Newswise — Giraffes have the highest blood pressure of all mammals — up to 300/200, more than double that of a typical human. But pregnant giraffes don’t suffer from pre-eclampsia, a dangerous disorder caused by hypertension.
The giraffe’s protection against pre-eclampsia is just one case in which females of numerous species have a resistance to maladies that affect women, including cardiovascular disease, cancer, infertility and more.
UC Santa Barbara associate professor of anthropology Amy Boddy and her colleagues want to understand how this happens. More broadly, they’re interested in the shared health vulnerabilities of female animals across species — mammalian, reptilian, avian, piscine — and how awareness of them can improve women’s health.
To that end, they’re proposing a global initiative that would focus on the health of female animals at a time when climate change is accelerating environmental degradation, which disproportionately affects women and girls.
As the paper notes), “The health of female mammals, birds, reptiles and fish living in and around human communities has become increasingly relevant to women’s health as anthropogenic changes blur the boundaries that once demarcated human versus animal environments. In the 21st century, all female animals — including every human female — have become canaries and the Earth, a shared, planetary coal mine.”
Led by Dr. B Natterson-Horowitz, a cardiologist and evolutionary biologist at UCLA and Harvard University, the initiative would bring together specialists from human medicine, veterinarians, wildlife biologists and more. It’s an ambitious project and still in its infancy, but necessary, Boddy said.
“There are many field ecologists and wildlife veterinarians that observe health problems/chronic diseases in the field populations and wildlife they study,” said Boddy, whose research focuses on evolutionary applications to human health and disease. “For example, I can only speak on my work, but we have been able to observe tumors in wildlife if they are external. For these cases we can do a better job of documenting them, but also the collection of more information, including pathology diagnosis. This obviously requires more resources, but I think it can be achievable. I think that’s just the first step, but we can be more creative.”
The relationship between animal and human health, especially zoonotic diseases that spread between species, has been the focus of significant research. Programs like the UC Davis One Health Initiative in the School of Veterinary Medicine take a multidisciplinary approach to address the health of people, animals and the environment.

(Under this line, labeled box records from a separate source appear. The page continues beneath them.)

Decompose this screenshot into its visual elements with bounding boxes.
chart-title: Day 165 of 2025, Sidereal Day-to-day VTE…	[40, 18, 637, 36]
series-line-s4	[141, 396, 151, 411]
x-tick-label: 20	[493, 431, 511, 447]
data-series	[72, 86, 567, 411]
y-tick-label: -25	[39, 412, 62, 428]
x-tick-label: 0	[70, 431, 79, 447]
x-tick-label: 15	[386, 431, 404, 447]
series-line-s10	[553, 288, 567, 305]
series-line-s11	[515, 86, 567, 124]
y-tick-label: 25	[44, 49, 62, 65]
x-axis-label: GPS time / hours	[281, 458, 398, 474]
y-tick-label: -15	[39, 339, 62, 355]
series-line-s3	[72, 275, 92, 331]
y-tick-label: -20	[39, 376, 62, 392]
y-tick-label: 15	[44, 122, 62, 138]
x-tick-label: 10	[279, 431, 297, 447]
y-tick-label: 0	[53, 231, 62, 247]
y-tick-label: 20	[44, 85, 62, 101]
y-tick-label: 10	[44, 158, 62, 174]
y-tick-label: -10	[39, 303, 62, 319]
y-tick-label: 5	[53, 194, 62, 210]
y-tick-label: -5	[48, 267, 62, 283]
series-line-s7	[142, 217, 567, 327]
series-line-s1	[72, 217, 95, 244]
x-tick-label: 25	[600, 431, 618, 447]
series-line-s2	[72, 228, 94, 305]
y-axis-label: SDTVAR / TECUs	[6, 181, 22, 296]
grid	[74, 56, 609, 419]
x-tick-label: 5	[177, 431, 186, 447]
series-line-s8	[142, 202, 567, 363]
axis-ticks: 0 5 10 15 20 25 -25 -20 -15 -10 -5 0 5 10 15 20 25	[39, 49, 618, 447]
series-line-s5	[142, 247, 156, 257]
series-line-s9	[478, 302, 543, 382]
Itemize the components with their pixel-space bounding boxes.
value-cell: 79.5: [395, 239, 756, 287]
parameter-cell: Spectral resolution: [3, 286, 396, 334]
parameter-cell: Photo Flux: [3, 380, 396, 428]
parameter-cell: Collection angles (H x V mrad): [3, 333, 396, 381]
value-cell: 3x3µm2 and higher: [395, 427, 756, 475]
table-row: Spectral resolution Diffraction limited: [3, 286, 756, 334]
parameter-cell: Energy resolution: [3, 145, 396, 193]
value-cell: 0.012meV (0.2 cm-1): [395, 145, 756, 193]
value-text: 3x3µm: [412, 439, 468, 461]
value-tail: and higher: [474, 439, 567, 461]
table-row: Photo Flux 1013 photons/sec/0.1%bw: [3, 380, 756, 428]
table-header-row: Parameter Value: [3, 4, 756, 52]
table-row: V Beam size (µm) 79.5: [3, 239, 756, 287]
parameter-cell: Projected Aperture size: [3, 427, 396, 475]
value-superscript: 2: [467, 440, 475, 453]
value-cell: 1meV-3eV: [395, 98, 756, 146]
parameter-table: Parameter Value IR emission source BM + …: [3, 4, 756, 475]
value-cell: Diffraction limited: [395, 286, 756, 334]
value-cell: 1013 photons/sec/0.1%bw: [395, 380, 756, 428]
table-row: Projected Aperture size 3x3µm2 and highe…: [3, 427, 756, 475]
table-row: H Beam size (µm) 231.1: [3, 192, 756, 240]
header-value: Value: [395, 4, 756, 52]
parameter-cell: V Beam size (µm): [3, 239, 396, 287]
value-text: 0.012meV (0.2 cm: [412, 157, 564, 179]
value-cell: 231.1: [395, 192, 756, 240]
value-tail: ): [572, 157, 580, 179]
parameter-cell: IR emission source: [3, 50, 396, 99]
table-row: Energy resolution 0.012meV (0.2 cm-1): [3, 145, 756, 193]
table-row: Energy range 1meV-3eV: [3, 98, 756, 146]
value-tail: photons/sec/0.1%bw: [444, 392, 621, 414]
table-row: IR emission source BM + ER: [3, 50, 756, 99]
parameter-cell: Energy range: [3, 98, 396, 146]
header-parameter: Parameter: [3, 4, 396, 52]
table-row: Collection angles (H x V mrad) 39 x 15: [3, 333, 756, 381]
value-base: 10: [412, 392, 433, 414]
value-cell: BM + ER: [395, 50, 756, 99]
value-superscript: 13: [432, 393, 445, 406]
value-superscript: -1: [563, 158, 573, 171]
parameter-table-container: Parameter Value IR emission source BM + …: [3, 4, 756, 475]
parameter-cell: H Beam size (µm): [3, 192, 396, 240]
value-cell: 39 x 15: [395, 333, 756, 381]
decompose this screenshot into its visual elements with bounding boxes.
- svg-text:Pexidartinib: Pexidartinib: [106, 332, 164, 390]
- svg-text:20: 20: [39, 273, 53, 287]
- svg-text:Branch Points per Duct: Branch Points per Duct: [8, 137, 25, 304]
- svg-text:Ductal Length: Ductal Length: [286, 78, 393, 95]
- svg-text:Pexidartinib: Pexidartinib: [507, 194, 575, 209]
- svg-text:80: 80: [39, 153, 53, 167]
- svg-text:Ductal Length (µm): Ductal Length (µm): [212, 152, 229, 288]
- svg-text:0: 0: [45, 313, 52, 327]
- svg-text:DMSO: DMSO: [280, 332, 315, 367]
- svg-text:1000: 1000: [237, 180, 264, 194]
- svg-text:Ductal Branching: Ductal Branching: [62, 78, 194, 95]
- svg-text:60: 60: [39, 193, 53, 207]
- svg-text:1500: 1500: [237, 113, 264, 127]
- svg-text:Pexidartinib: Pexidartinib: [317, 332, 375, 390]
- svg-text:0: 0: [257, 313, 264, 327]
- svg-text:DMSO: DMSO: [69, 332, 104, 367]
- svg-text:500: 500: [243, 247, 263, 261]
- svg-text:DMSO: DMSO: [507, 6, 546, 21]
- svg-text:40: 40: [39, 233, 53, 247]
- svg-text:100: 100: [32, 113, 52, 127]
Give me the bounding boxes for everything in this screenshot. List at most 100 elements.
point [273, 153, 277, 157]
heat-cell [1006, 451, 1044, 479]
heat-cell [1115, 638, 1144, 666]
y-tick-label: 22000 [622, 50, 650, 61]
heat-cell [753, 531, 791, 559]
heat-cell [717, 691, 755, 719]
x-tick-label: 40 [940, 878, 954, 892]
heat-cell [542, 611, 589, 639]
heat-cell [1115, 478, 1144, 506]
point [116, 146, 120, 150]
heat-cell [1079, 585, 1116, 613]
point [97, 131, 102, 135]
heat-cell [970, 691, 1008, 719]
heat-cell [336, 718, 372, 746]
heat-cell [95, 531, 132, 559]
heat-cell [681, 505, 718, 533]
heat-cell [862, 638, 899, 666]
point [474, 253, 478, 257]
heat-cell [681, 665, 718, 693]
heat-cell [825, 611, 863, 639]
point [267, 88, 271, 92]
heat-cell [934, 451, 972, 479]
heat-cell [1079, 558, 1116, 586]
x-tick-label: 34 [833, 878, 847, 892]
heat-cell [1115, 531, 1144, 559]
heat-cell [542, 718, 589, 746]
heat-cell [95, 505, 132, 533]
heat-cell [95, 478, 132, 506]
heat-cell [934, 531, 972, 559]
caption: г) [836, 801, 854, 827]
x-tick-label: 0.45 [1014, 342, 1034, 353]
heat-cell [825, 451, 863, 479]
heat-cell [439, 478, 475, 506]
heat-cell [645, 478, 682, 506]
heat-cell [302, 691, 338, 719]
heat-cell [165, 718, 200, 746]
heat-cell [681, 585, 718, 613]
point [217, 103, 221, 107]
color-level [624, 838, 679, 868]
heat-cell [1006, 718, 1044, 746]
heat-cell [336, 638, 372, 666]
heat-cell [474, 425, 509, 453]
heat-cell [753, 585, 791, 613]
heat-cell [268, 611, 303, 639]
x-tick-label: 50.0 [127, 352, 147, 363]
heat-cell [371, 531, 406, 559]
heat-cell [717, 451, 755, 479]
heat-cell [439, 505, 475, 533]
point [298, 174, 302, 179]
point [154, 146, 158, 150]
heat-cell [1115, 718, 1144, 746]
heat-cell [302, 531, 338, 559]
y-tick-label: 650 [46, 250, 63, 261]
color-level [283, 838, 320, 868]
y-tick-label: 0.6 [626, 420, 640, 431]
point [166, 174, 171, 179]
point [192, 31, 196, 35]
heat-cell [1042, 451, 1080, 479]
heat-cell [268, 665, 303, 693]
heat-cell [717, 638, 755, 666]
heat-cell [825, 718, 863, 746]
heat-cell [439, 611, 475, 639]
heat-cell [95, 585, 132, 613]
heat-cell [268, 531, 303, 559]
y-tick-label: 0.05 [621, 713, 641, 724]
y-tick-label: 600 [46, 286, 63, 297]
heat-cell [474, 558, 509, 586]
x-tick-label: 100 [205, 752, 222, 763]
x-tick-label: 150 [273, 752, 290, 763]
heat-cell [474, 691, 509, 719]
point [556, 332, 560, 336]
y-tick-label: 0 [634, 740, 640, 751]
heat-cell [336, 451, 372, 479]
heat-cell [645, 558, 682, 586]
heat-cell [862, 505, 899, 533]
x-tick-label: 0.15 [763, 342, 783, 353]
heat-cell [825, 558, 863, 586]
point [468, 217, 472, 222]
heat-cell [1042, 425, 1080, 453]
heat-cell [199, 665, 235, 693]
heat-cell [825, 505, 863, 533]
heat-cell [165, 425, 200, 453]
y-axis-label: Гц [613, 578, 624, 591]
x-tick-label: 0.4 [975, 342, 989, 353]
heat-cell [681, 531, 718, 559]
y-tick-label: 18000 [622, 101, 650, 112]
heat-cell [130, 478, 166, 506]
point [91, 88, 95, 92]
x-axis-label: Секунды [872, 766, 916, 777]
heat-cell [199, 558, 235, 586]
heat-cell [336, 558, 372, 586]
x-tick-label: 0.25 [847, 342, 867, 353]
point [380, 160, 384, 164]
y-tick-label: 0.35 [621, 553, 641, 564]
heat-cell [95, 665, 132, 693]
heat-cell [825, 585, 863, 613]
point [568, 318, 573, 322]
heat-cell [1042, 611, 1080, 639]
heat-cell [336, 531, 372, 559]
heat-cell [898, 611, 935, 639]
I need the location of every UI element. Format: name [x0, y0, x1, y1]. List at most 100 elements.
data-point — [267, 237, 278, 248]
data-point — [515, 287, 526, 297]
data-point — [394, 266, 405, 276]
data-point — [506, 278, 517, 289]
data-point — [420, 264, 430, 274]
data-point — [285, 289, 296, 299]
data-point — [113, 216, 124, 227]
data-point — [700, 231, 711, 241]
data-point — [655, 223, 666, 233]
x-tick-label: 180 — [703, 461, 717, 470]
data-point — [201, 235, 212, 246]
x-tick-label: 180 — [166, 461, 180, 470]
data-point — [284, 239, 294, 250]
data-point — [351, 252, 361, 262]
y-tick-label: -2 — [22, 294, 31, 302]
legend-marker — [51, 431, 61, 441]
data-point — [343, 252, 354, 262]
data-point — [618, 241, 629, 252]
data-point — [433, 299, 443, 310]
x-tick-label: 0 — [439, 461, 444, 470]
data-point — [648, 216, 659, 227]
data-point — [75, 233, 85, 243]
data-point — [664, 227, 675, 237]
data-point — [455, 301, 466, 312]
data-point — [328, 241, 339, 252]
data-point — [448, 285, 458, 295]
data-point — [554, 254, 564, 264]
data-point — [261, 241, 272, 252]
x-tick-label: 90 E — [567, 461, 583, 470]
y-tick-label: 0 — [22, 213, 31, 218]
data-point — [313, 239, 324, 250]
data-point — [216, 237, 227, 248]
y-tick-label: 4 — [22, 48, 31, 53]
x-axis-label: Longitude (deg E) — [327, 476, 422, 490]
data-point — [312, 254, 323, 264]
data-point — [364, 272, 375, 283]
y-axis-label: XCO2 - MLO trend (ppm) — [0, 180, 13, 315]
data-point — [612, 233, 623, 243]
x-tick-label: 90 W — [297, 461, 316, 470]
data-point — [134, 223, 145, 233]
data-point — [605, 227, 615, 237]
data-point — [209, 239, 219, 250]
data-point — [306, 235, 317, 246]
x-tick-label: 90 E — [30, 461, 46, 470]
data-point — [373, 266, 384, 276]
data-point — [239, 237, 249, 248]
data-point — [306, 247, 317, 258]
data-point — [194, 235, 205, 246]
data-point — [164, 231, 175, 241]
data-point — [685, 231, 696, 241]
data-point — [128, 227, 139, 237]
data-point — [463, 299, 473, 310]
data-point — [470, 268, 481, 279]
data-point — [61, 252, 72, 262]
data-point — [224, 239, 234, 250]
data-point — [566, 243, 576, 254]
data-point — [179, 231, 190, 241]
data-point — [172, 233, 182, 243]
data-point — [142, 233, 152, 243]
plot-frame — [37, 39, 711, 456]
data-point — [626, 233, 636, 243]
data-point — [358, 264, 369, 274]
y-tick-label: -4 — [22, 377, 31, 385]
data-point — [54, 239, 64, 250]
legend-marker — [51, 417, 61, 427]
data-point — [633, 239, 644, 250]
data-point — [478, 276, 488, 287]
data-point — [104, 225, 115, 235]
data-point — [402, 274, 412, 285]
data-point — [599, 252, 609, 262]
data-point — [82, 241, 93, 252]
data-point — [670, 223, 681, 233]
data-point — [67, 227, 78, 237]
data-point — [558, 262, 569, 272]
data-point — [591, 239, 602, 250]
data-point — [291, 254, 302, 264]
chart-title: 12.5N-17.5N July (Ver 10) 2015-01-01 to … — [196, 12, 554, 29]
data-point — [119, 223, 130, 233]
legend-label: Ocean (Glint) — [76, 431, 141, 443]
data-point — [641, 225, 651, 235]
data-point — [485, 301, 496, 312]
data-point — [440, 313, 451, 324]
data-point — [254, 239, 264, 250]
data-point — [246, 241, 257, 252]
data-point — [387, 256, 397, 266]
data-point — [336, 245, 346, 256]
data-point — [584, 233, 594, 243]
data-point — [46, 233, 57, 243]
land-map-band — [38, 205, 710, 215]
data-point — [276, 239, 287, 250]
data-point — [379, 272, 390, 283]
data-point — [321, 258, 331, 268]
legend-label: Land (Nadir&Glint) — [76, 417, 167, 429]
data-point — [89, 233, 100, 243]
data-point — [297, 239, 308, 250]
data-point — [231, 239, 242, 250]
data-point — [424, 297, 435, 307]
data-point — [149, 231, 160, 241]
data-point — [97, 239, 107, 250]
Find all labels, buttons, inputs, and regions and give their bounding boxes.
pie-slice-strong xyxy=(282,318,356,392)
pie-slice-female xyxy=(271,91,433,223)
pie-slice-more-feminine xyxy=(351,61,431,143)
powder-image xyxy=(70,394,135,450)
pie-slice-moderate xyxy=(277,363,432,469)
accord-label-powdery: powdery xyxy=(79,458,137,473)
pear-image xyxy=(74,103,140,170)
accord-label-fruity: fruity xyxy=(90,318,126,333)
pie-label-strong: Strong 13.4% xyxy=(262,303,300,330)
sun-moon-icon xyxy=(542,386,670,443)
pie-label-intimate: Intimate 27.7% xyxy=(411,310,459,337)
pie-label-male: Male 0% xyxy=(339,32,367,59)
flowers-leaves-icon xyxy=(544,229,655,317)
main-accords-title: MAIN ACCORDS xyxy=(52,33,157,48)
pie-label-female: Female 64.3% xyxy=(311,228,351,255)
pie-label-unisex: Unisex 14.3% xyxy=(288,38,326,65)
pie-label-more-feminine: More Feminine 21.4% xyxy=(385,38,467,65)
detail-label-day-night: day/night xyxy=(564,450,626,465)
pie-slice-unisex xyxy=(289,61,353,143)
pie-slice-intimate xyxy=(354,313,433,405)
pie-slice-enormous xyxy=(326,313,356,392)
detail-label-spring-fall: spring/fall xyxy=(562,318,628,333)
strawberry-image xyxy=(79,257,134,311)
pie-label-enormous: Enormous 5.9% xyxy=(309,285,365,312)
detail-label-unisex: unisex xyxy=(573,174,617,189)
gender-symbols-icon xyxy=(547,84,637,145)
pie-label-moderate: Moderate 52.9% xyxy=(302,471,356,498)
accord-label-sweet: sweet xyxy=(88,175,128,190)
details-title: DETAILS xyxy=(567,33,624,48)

It’s important work, Boddy said, but this new initiative aims to reach a broader audience. She notes that Natterson-Horowitz is a physician, “and one of our main target audiences is a call to other human health care professionals to consider how important animal and planetary health is to human patients. Secondly, we recognize that many One Health programs focus specifically on communicable diseases (e.g., zoonoses or infectious disease), while here we suggest a broadening of that net to include non-communicable diseases, such as cancer, in these programs. Thirdly, we would love to explore some of these ‘evolutionary solutions’ to some of the health conditions that impact women’s health — there is such diversity across the tree of life — we can be inspired by these novel solutions.”
But with climate change pushing all life on Earth to the brink, the time for creative and innovative work is now, Boddy said. Untold numbers of canaries died in British mines; we don’t have to sacrifice today’s sentinel species.
“As research has shown, climate change will have impacts on human and animal health,” she said. “I don't think that is much of a surprise to anyone, especially during our current pandemic. Here we suggest these impacts on human and animal health will disproportionately affect females. The fact that female health has historically been underfunded will exacerbate these issues further. Our worry is that we will recognize this impact too late, whereas these signals of disease will emerge in female populations (i.e., the canaries) before we act on it. It’s just another argument that we must be proactive to protect planetary health and biodiversity.”